Living in Sin: checking the package
Jen Sincero is a sexpert, musician, and the author of the bestselling book, The Straight Girl’s Guide To Sleeping With Chicks and the semi-autobiographical novel, Don’t Sleep With Your Drummer. She currently hosts the weekly sex talk radio show Dr. Happypants on killradio.org. Every week in Living in Sin, Jen provides advice for LA's sexually curious.
Got a question for Jen? Ask her. We promise to be discreet — all questions will be posted anonymously.
Dear Jen: Women know that men stare at their chests, but do women suss us out by peeking at our packages? I've always wondered.
I sometimes do, but lord knows why. The man pant rarely leaks any info, and if it does, it's usually not the kind of info that I want. Like that time when some guy sat down next to me on a bench in Central Park wearing nothing but lipstick and a pair of pantyhose.
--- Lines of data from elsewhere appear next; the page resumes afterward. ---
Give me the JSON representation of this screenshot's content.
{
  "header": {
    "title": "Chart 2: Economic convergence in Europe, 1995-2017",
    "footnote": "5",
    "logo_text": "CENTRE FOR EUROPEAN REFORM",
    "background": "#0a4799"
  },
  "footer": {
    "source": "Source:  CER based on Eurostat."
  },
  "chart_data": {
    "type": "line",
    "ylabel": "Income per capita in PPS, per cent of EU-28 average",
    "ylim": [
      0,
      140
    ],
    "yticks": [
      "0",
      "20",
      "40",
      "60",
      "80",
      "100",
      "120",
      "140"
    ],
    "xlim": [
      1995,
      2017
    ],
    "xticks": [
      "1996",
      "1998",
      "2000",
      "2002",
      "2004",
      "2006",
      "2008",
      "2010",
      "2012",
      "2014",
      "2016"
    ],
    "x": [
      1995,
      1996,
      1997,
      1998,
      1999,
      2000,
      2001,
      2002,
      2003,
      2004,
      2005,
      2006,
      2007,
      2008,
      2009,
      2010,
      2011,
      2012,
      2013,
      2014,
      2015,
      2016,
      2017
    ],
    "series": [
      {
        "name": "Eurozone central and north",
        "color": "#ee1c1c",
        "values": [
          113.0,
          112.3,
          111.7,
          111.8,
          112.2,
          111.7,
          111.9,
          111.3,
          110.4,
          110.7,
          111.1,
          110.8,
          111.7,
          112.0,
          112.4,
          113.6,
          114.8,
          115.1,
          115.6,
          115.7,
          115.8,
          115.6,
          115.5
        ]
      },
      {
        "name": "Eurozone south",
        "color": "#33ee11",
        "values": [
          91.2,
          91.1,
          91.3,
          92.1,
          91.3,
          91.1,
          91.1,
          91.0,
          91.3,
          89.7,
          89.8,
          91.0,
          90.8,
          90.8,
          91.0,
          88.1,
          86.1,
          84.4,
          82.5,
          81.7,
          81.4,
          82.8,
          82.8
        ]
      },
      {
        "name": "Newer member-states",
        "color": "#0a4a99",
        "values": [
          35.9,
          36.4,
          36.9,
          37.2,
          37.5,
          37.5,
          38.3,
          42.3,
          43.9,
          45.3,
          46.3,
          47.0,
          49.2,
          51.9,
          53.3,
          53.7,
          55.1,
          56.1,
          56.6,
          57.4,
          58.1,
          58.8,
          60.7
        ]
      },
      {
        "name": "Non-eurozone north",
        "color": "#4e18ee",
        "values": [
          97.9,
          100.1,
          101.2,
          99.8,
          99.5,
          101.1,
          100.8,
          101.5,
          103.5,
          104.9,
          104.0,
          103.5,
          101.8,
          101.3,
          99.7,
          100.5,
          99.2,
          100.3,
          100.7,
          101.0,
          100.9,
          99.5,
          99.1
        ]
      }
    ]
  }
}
Or Stoner Tom in college, whose idea of getting dressed was freeballing it in the same pair of tight, ratty, sweatpants every day.
I asked a bunch of my lady friends for their opinions, and nearly all of them agreed: not much to see when you wanna, too much when you don't. Which really isn't all that bad since, as far as I'm concerned, any package worth opening is only made better by a little mystery. I'd rather be teased by the excitement of not knowing what's inside than have a penile preview pressing through his pants.